What Set Point Actually Is — And Isn’t

Set point is often described as the weight your body “likes” to sit at, but that’s far too simplistic. Your body isn’t trying to sabotage you; it’s trying to protect you. Deep in your brain — specifically the hypothalamus — you have a kind of metabolic thermostat. It constantly monitors hormones, nutrient availability, inflammation, hunger cues, stress levels, and even the kinds of foods you routinely eat. All of this information is used to determine what weight range the body feels safest maintaining.

When you drop below that range, or lose weight quickly, the brain interprets it as a potential threat. Hunger rises. Cravings intensify. Food becomes more rewarding. Energy levels dip. Your metabolism slows. Your movement decreases without you even noticing. These aren’t character flaws — they’re ancient survival mechanisms.

And here’s the part that matters most: your set point is not permanent. It adapts based on your physiology. Your environment. Your habits. Your muscle mass. Your food quality. Your inflammation levels. Your stress. Your sleep. Your blood sugar stability.

Your set point can shift up or down — but it doesn’t shift just because you lost weight. It shifts when the biology underneath the weight changes.

So Where Do GLP-1 Medications Fit Into All of This?

GLP-1 medications do something incredibly powerful: they create the feeling of a lower set point. Hunger drops. Fullness increases. Cravings go quiet. Food stops dominating your thoughts. You feel in control. You naturally eat less because your biology finally lets you.

But it’s critical to understand why this happens.

GLP-1s don’t magically reset the metabolic thermostat. They simply turn down the noise that makes weight loss nearly impossible for some people.

They reduce hunger signals, slow digestion, balance blood sugar, dampen reward-driven eating, and improve certain hormonal pathways. While you’re on the medication, your body behaves as though it has a lower defended weight. You’re in the zone. You’re losing weight. Everything feels easier.

But — and this is exactly what the Medscape article was pointing to — once the medication is removed, the underlying system is still the same. If the physiology that created the higher set point hasn’t changed, the body will start nudging you back up toward where it felt safe before. Hunger returns. Cravings return. The pace of eating speeds up. You start thinking about food again. You don’t get as full as quickly. The thermostat simply goes right back to its previous setting.

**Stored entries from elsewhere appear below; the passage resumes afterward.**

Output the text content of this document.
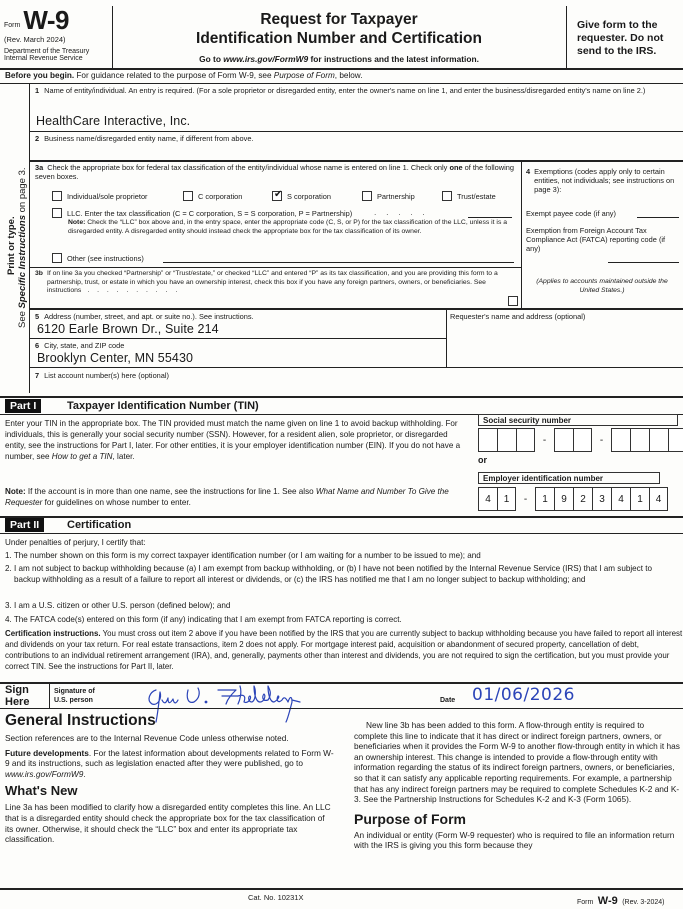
Form W-9
(Rev. March 2024)
Department of the Treasury
Internal Revenue Service
Request for Taxpayer
Identification Number and Certification
Go to www.irs.gov/FormW9 for instructions and the latest information.
Give form to the requester. Do not send to the IRS.
Before you begin. For guidance related to the purpose of Form W-9, see Purpose of Form, below.
Print or type.
See Specific Instructions on page 3.
1 Name of entity/individual. An entry is required. (For a sole proprietor or disregarded entity, enter the owner's name on line 1, and enter the business/disregarded entity's name on line 2.)
HealthCare Interactive, Inc.
2 Business name/disregarded entity name, if different from above.
3a Check the appropriate box for federal tax classification of the entity/individual whose name is entered on line 1. Check only one of the following seven boxes.
Individual/sole proprietor	C corporation	✔ S corporation	Partnership	Trust/estate
LLC. Enter the tax classification (C = C corporation, S = S corporation, P = Partnership)	. . . . .
Note: Check the “LLC” box above and, in the entry space, enter the appropriate code (C, S, or P) for the tax classification of the LLC, unless it is a disregarded entity. A disregarded entity should instead check the appropriate box for the tax classification of its owner.
Other (see instructions)
4 Exemptions (codes apply only to certain entities, not individuals; see instructions on page 3):
Exempt payee code (if any)
Exemption from Foreign Account Tax Compliance Act (FATCA) reporting code (if any)
(Applies to accounts maintained outside the United States.)
3b If on line 3a you checked “Partnership” or “Trust/estate,” or checked “LLC” and entered “P” as its tax classification, and you are providing this form to a partnership, trust, or estate in which you have an ownership interest, check this box if you have any foreign partners, owners, or beneficiaries. See instructions . . . . . . . . . .
5 Address (number, street, and apt. or suite no.). See instructions.
6120 Earle Brown Dr., Suite 214
6 City, state, and ZIP code
Brooklyn Center, MN 55430
Requester's name and address (optional)
7 List account number(s) here (optional)
Part I	Taxpayer Identification Number (TIN)
Enter your TIN in the appropriate box. The TIN provided must match the name given on line 1 to avoid backup withholding. For individuals, this is generally your social security number (SSN). However, for a resident alien, sole proprietor, or disregarded entity, see the instructions for Part I, later. For other entities, it is your employer identification number (EIN). If you do not have a number, see How to get a TIN, later.
Note: If the account is in more than one name, see the instructions for line 1. See also What Name and Number To Give the Requester for guidelines on whose number to enter.
Social security number
-	-
or
Employer identification number
4	1	-	1	9	2	3	4	1	4
Part II	Certification
Under penalties of perjury, I certify that:
1. The number shown on this form is my correct taxpayer identification number (or I am waiting for a number to be issued to me); and
2. I am not subject to backup withholding because (a) I am exempt from backup withholding, or (b) I have not been notified by the Internal Revenue Service (IRS) that I am subject to backup withholding as a result of a failure to report all interest or dividends, or (c) the IRS has notified me that I am no longer subject to backup withholding; and
3. I am a U.S. citizen or other U.S. person (defined below); and
4. The FATCA code(s) entered on this form (if any) indicating that I am exempt from FATCA reporting is correct.
Certification instructions. You must cross out item 2 above if you have been notified by the IRS that you are currently subject to backup withholding because you have failed to report all interest and dividends on your tax return. For real estate transactions, item 2 does not apply. For mortgage interest paid, acquisition or abandonment of secured property, cancellation of debt, contributions to an individual retirement arrangement (IRA), and, generally, payments other than interest and dividends, you are not required to sign the certification, but you must provide your correct TIN. See the instructions for Part II, later.
Sign
Here
Signature of
U.S. person	Date 01/06/2026
General Instructions

Section references are to the Internal Revenue Code unless otherwise noted.

Future developments. For the latest information about developments related to Form W-9 and its instructions, such as legislation enacted after they were published, go to www.irs.gov/FormW9.

What's New

Line 3a has been modified to clarify how a disregarded entity completes this line. An LLC that is a disregarded entity should check the appropriate box for the tax classification of its owner. Otherwise, it should check the “LLC” box and enter its appropriate tax classification.

New line 3b has been added to this form. A flow-through entity is required to complete this line to indicate that it has direct or indirect foreign partners, owners, or beneficiaries when it provides the Form W-9 to another flow-through entity in which it has an ownership interest. This change is intended to provide a flow-through entity with information regarding the status of its indirect foreign partners, owners, or beneficiaries, so that it can satisfy any applicable reporting requirements. For example, a partnership that has any indirect foreign partners may be required to complete Schedules K-2 and K-3. See the Partnership Instructions for Schedules K-2 and K-3 (Form 1065).

Purpose of Form

An individual or entity (Form W-9 requester) who is required to file an information return with the IRS is giving you this form because they

Cat. No. 10231X
Form W-9 (Rev. 3-2024)
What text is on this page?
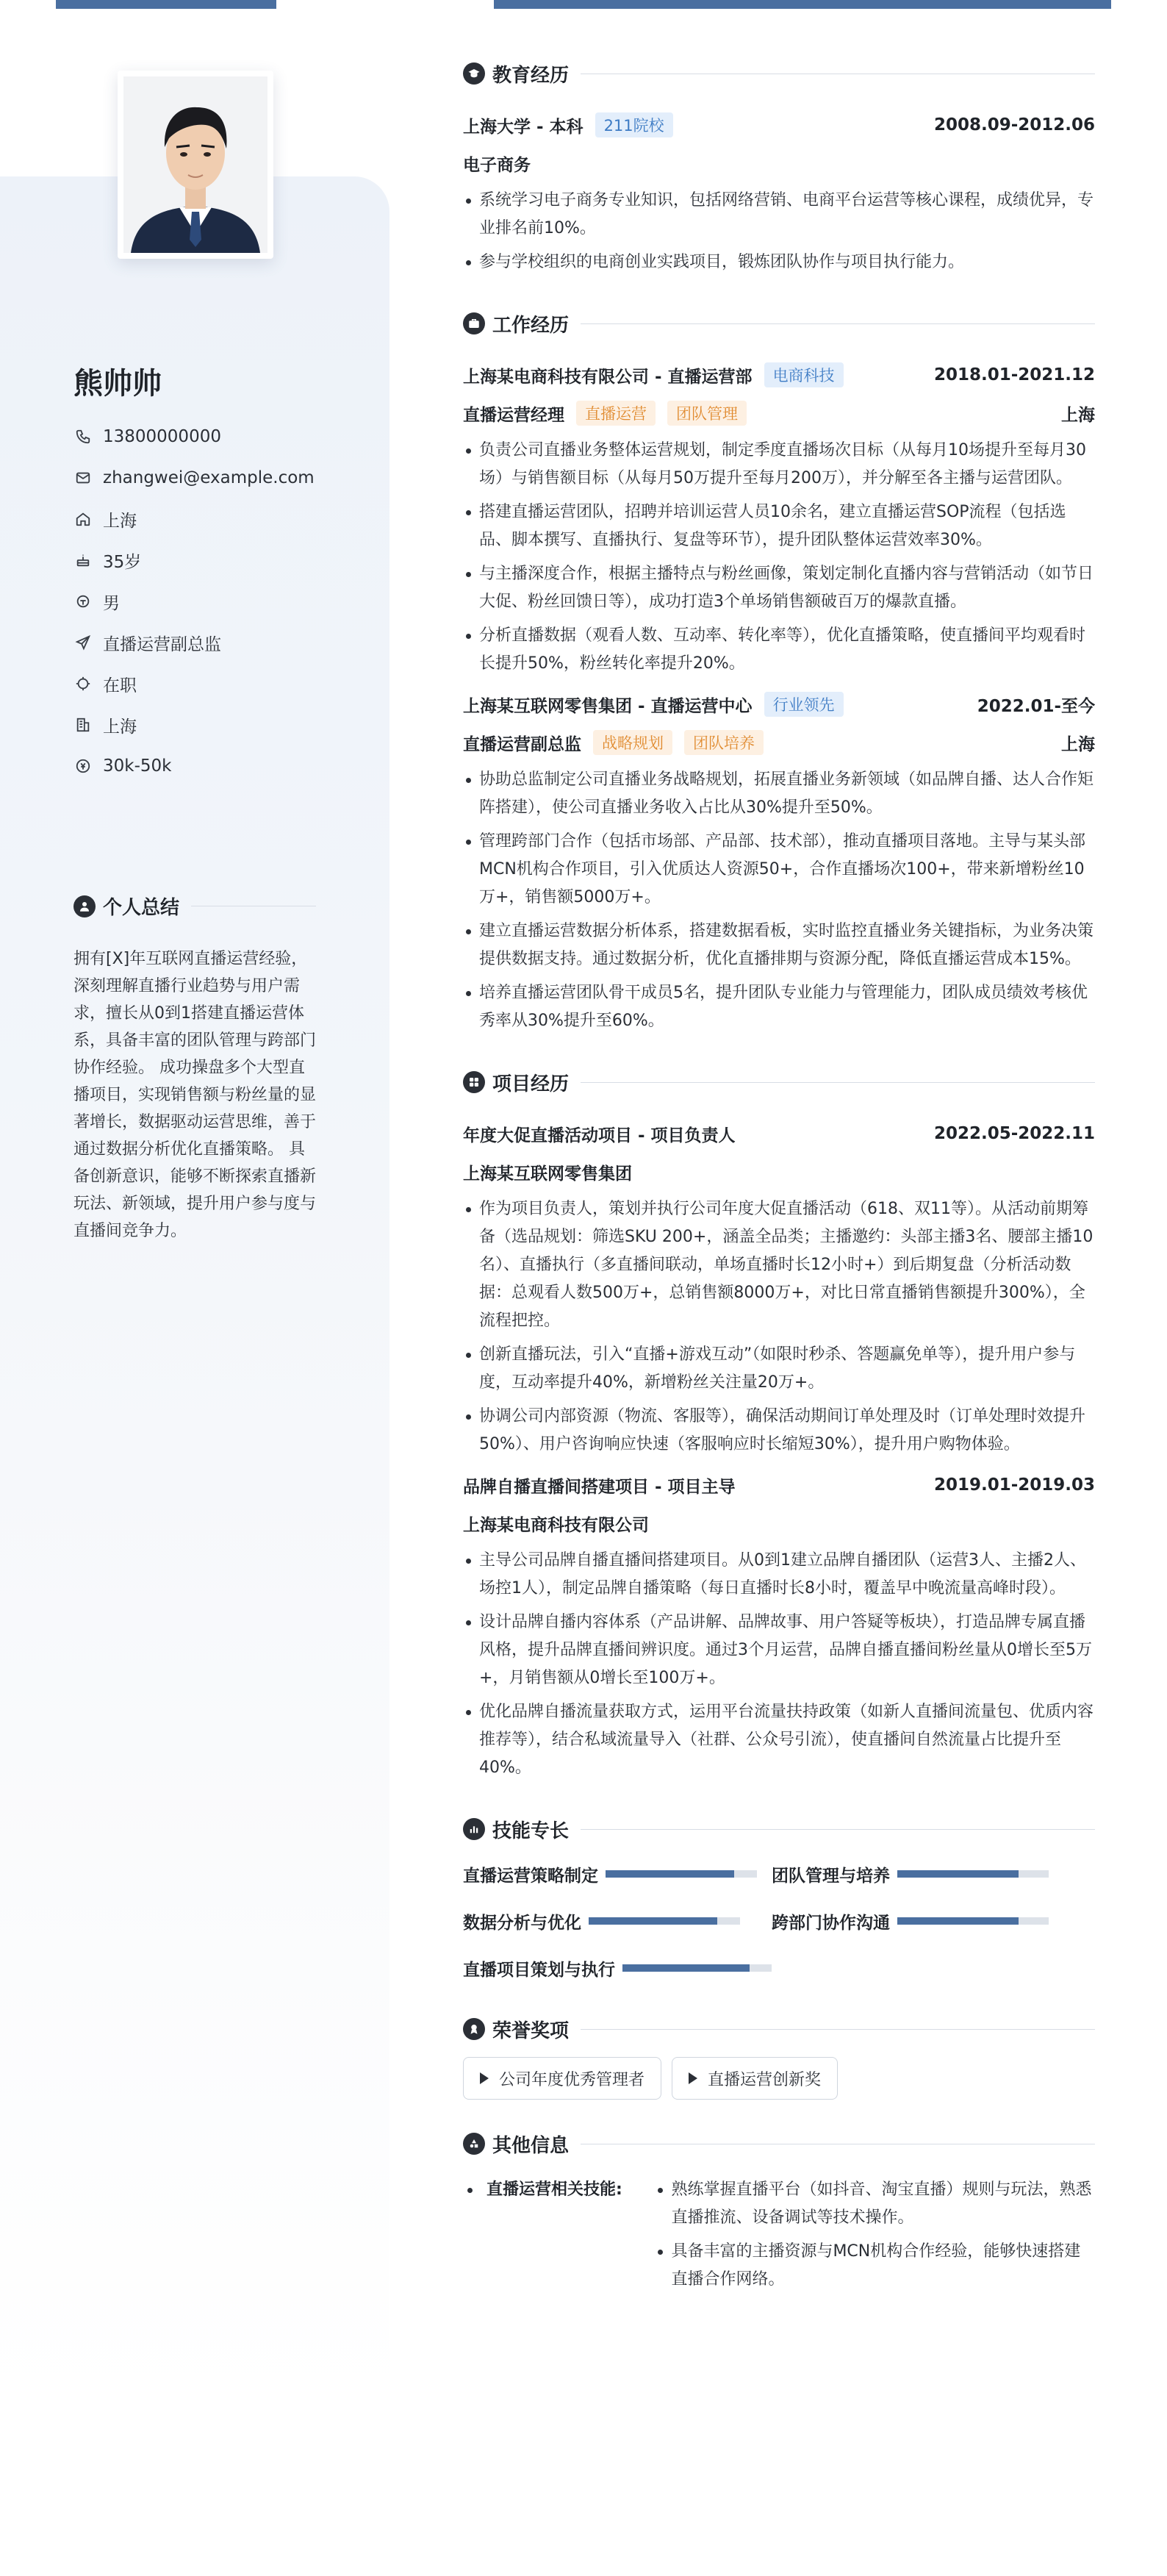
熊帅帅
13800000000
zhangwei@example.com
上海
35岁
男
直播运营副总监
在职
上海
30k-50k
个人总结
拥有[X]年互联网直播运营经验，深刻理解直播行业趋势与用户需求，擅长从0到1搭建直播运营体系，具备丰富的团队管理与跨部门协作经验。 成功操盘多个大型直播项目，实现销售额与粉丝量的显著增长，数据驱动运营思维，善于通过数据分析优化直播策略。 具备创新意识，能够不断探索直播新玩法、新领域，提升用户参与度与直播间竞争力。
教育经历
上海大学 - 本科	211院校	2008.09-2012.06
电子商务
系统学习电子商务专业知识，包括网络营销、电商平台运营等核心课程，成绩优异，专业排名前10%。
参与学校组织的电商创业实践项目，锻炼团队协作与项目执行能力。
工作经历
上海某电商科技有限公司 - 直播运营部	电商科技	2018.01-2021.12
直播运营经理	直播运营	团队管理	上海
负责公司直播业务整体运营规划，制定季度直播场次目标（从每月10场提升至每月30场）与销售额目标（从每月50万提升至每月200万），并分解至各主播与运营团队。
搭建直播运营团队，招聘并培训运营人员10余名，建立直播运营SOP流程（包括选品、脚本撰写、直播执行、复盘等环节），提升团队整体运营效率30%。
与主播深度合作，根据主播特点与粉丝画像，策划定制化直播内容与营销活动（如节日大促、粉丝回馈日等），成功打造3个单场销售额破百万的爆款直播。
分析直播数据（观看人数、互动率、转化率等），优化直播策略，使直播间平均观看时长提升50%，粉丝转化率提升20%。
上海某互联网零售集团 - 直播运营中心	行业领先	2022.01-至今
直播运营副总监	战略规划	团队培养	上海
协助总监制定公司直播业务战略规划，拓展直播业务新领域（如品牌自播、达人合作矩阵搭建），使公司直播业务收入占比从30%提升至50%。
管理跨部门合作（包括市场部、产品部、技术部），推动直播项目落地。主导与某头部MCN机构合作项目，引入优质达人资源50+，合作直播场次100+，带来新增粉丝10万+，销售额5000万+。
建立直播运营数据分析体系，搭建数据看板，实时监控直播业务关键指标，为业务决策提供数据支持。通过数据分析，优化直播排期与资源分配，降低直播运营成本15%。
培养直播运营团队骨干成员5名，提升团队专业能力与管理能力，团队成员绩效考核优秀率从30%提升至60%。
项目经历
年度大促直播活动项目 - 项目负责人	2022.05-2022.11
上海某互联网零售集团
作为项目负责人，策划并执行公司年度大促直播活动（618、双11等）。从活动前期筹备（选品规划：筛选SKU 200+，涵盖全品类；主播邀约：头部主播3名、腰部主播10名）、直播执行（多直播间联动，单场直播时长12小时+）到后期复盘（分析活动数据：总观看人数500万+，总销售额8000万+，对比日常直播销售额提升300%），全流程把控。
创新直播玩法，引入“直播+游戏互动”（如限时秒杀、答题赢免单等），提升用户参与度，互动率提升40%，新增粉丝关注量20万+。
协调公司内部资源（物流、客服等），确保活动期间订单处理及时（订单处理时效提升50%）、用户咨询响应快速（客服响应时长缩短30%），提升用户购物体验。
品牌自播直播间搭建项目 - 项目主导	2019.01-2019.03
上海某电商科技有限公司
主导公司品牌自播直播间搭建项目。从0到1建立品牌自播团队（运营3人、主播2人、场控1人），制定品牌自播策略（每日直播时长8小时，覆盖早中晚流量高峰时段）。
设计品牌自播内容体系（产品讲解、品牌故事、用户答疑等板块），打造品牌专属直播风格，提升品牌直播间辨识度。通过3个月运营，品牌自播直播间粉丝量从0增长至5万+，月销售额从0增长至100万+。
优化品牌自播流量获取方式，运用平台流量扶持政策（如新人直播间流量包、优质内容推荐等），结合私域流量导入（社群、公众号引流），使直播间自然流量占比提升至40%。
技能专长
直播运营策略制定	团队管理与培养
数据分析与优化	跨部门协作沟通
直播项目策划与执行
荣誉奖项
公司年度优秀管理者	直播运营创新奖
其他信息
直播运营相关技能:	熟练掌握直播平台（如抖音、淘宝直播）规则与玩法，熟悉直播推流、设备调试等技术操作。
具备丰富的主播资源与MCN机构合作经验，能够快速搭建直播合作网络。
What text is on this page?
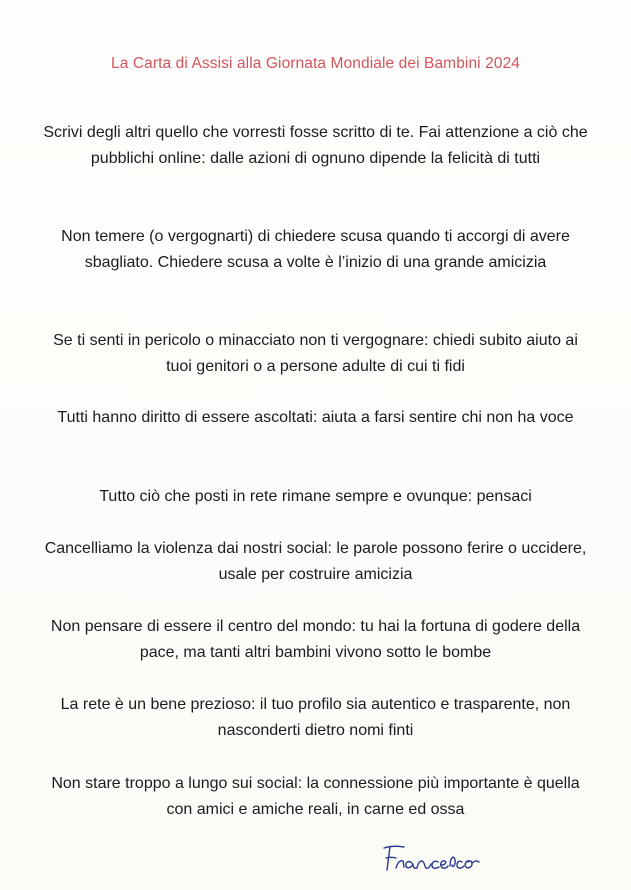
La Carta di Assisi alla Giornata Mondiale dei Bambini 2024

Scrivi degli altri quello che vorresti fosse scritto di te. Fai attenzione a ciò che pubblichi online: dalle azioni di ognuno dipende la felicità di tutti

Non temere (o vergognarti) di chiedere scusa quando ti accorgi di avere sbagliato. Chiedere scusa a volte è l’inizio di una grande amicizia

Se ti senti in pericolo o minacciato non ti vergognare: chiedi subito aiuto ai tuoi genitori o a persone adulte di cui ti fidi

Tutti hanno diritto di essere ascoltati: aiuta a farsi sentire chi non ha voce

Tutto ciò che posti in rete rimane sempre e ovunque: pensaci

Cancelliamo la violenza dai nostri social: le parole possono ferire o uccidere, usale per costruire amicizia

Non pensare di essere il centro del mondo: tu hai la fortuna di godere della pace, ma tanti altri bambini vivono sotto le bombe

La rete è un bene prezioso: il tuo profilo sia autentico e trasparente, non nasconderti dietro nomi finti

Non stare troppo a lungo sui social: la connessione più importante è quella con amici e amiche reali, in carne ed ossa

This is why so many people regain weight after stopping GLP-1s. It isn’t because the medication “stopped working.” It’s because the set point didn’t shift, and the hunger cues were only being temporarily managed.

So What Does Lower a Set Point?

This is where physiology and lifestyle meet.

If you want the weight to stay off — with or without medication — your biology has to change in ways that make your brain feel safe at a lower weight. And that doesn’t come from being hungry. It comes from being metabolically supported.

Muscle is one of the biggest drivers. The more muscle you carry, the more efficiently you handle glucose, the more stable your metabolism becomes, and the less defensive your body is about holding fat. Protein intake matters for the same reason — it improves satiety, stabilizes cravings, and helps maintain lean mass.

Movement — especially strength training — tells the body, “We’re active, we’re strong, and we are not in a famine.” That’s when your metabolism relaxes and your appetite becomes more biologically appropriate.

Blood sugar stability matters enormously. When glucose swings up and down, cravings and hunger spikes follow — and your body fights to get back to the heavier weight where it felt more stable.

Even inflammation plays a part. A highly inflamed body is a defensive body. It clings. It protects. It stores. Lower inflammation sends the opposite signal: we’re safe, we’re nourished, we can let go.